Lui, il était parti retrouver cette femme que je ne connaissais pas. Et ma maman, elle avait terminé mon éducation en fermant les yeux sur sa tristesse et en faisant abstraction du passé.

J'éternuai et plissai mon nez, l'enfonçant encore plus dans ma grande écharpe et maudissant le froid qui s'y était engouffré. Dans ma poche, mes mains froides serraient mon téléphone, cherchant un moyen de se réchauffer.

Ce dernier vibra et je m'empressai alors de l'allumer, remarquant le nouveau message d'une de mes copines. La lumière de mon téléphone m'aveugla : il faisait presque nuit autour de moi.

[Rina
Tu as fini les cours ?]

[moi
Oui, je suis au niveau du pont. Lola est avec toi ?]

Sa réponse arriva aussitôt, soulagement pour mes mains gelées.

[Rina
Oui, elle est là. On arrive, il reste une rue]

[moi
Ça marche, je vous attends sur le pont.]

Par toute saison, de nombreux couples prenaient des photos sur ce pont, qui était à mi-chemin entre ma maison et le lycée. Entre le doux son du ruisseau qui s'écoulait en dessous et le paisible tableau des montagnes qui s'offrait à nos yeux, cet endroit se révélait être l'un des plus agréables havres de paix que je connaissais. Je remis mes mains dans mes poches et soupirai. J'avais atteint le petit pont et je m'appuyais contre la rambarde en fer forgé qui avait traversé le temps. Les ornements décoratifs donnaient au lieu une beauté historique mémorable. J'étais encore en pleine admiration lorsque je sentis des pas rapides s'approcher. Je relevai la tête et vis les deux jeunes filles.
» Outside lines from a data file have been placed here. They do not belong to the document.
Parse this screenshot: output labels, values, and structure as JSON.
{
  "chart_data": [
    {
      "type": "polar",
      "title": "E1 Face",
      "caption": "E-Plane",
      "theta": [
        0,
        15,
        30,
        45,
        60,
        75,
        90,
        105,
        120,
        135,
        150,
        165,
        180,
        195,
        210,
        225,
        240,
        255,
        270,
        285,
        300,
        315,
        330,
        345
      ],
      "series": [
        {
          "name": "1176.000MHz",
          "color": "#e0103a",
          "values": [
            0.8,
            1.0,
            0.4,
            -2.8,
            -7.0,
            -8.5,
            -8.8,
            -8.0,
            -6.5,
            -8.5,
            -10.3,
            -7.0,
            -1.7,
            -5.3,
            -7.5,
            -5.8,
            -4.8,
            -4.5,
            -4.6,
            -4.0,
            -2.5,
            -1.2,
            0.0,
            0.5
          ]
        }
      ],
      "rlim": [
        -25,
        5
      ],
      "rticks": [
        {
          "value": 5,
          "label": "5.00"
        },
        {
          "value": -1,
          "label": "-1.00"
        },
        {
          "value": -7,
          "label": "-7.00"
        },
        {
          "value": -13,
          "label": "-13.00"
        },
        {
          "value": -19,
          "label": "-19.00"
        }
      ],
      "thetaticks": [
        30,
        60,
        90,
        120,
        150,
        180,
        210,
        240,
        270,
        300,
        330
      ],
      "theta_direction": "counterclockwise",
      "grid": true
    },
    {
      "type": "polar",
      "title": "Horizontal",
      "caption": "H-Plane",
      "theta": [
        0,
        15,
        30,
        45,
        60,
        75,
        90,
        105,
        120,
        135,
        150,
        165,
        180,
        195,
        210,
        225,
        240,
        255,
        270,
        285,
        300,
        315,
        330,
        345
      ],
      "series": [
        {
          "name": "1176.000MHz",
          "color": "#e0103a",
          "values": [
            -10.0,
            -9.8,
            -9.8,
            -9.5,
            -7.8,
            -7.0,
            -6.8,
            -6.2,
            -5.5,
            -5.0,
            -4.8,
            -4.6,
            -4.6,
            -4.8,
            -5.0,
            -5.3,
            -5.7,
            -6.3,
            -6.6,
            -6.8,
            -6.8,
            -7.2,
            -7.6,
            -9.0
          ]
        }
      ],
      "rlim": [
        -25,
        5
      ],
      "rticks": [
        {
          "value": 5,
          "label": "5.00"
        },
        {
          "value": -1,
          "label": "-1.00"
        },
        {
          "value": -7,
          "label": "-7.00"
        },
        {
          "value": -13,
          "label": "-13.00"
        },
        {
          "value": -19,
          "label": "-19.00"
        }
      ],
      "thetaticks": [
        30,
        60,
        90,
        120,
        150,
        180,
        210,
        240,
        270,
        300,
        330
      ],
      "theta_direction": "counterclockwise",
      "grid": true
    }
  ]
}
Le physique sombre de Rina était étonnamment l'opposé de sa jumelle Lola. Néanmoins, elles avaient une corpulence similaire : une silhouette fine et élégante, légèrement plus grande et élancée chez Rina.

Avant même que je ne puisse les saluer, Lola me sauta dessus, enfouissant mon visage sous ses cheveux châtains et ondulés.

─ Salut, Lou ! Ta journée s'est bien passée ?

─ Comme d'habitude, rien d'exceptionnel, lui répondis-je simplement, esquissant un sourire invisible face à sa tendresse.

Rina se tourna vers moi et me parla d'un air inquiet, faisant ressortir comme à son habitude son agréable gentillesse par dessus son attitude froide et sérieuse.

─ Ça ne va pas ? Tu es malade ?

─ Non, c'est rien. Je suis juste très fatiguée.

Elle fit alors un clin d'œil complice à sa jumelle.

─ Ah mince, c'est dommage ça... Je voulais que l'on aille s'acheter des glaces, bougonna Lola.

Son attitude d'enfant râleur était excellente. Elle ressemblait à une petite gosse de dix ans et cette pensée me fit sourire pour de bon.

─ Lola, nous sommes en hiver, voyons ! répondit sa jumelle, les bras croisés sous sa poitrine.

─ Je le sais bien, mais j'ai faim. Je veux une glace !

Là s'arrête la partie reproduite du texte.